In ##java, a question came up about generating unique identifiers based on String
s, with someone suggesting that hashCode()
would generate generally usable numbers, without any guarantee of uniqueness. However, duplicate hash codes can be generated from very small strings, with ordinary character sets – see this stackoverflow answer – and therefore I thought it’d be interesting to find other short strings with the same hash values.
It was discussed how prone to collisions the Strings hashCode() method is, especially when using small strings. You would naturally assume a hashCode with an int as result – and thus 2 billion possible values – will be unique for small and simple strings.

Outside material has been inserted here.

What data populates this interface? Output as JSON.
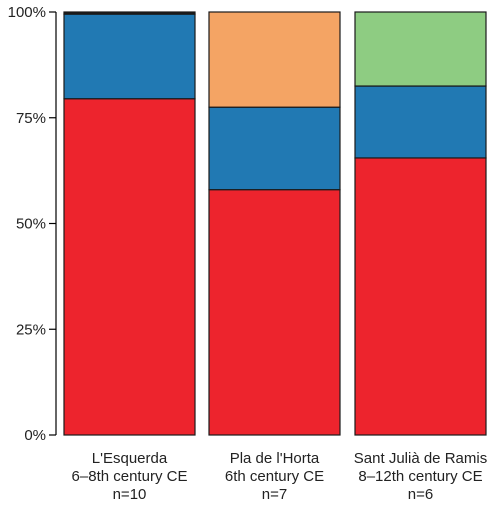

Here’s a simple class to demonstrate this:
package org.javachannel.collisions;
import java.util.ArrayList;
import java.util.HashMap;
import java.util.List;
import java.util.Map;
import java.util.Map.Entry;
/**
* Simple example class to show amount of hashCode collisions in Strings.
*
* TODO: Make the number of characters and the character set to be more
* configurable
*
* @author Michael Stummvoll
*/
public class HashCodeCollision {
public static void main(String[] args) {
Map<Integer, List<String>> hashMap = new HashMap<>();
String str = "abcdefghijklmnopqrstuvwxyz";
str += str.toUpperCase();
for (char c1 : str.toCharArray()) {
for (char c2 : str.toCharArray()) {
// for (char c3 : str.toCharArray()) {
String s = c1 + "" + c2; // + "" + c3;
int code = s.hashCode();
if (!hashMap.containsKey(code)) {
hashMap.put(code, new ArrayList<String>());
}
hashMap.get(code).add(s);
// }
}
}
int collisions = 0;
int max = 0;
List<String> maxList = null;
for (Entry<Integer, List<String>> e : hashMap.entrySet()) {
List<String> l = e.getValue();
if (l.size() > max) {
max = l.size();
maxList = l;
}
if (l.size() > 1) {
System.out.println("Collision: " + l);
++collisions;
}
}
System.out.println("collisions found: " + collisions);
System.out.println("biggest collision: " + maxList);
}
}
This reveals that in all permutations of 2 letter strings consisting of letters we already have 1250 collisions (with two strings for each given hash code). When using 3 letter strings, we’d see that we have 37,500 collisions with up to four strings per hash code.
When reviewing the implementation of String
‘s hashCode()
method, you can conclude that it’s very easy to provoke collisions both ways, both intentionally and accidentally. So you shouldn’t rely on hash codes being unique for your String
s.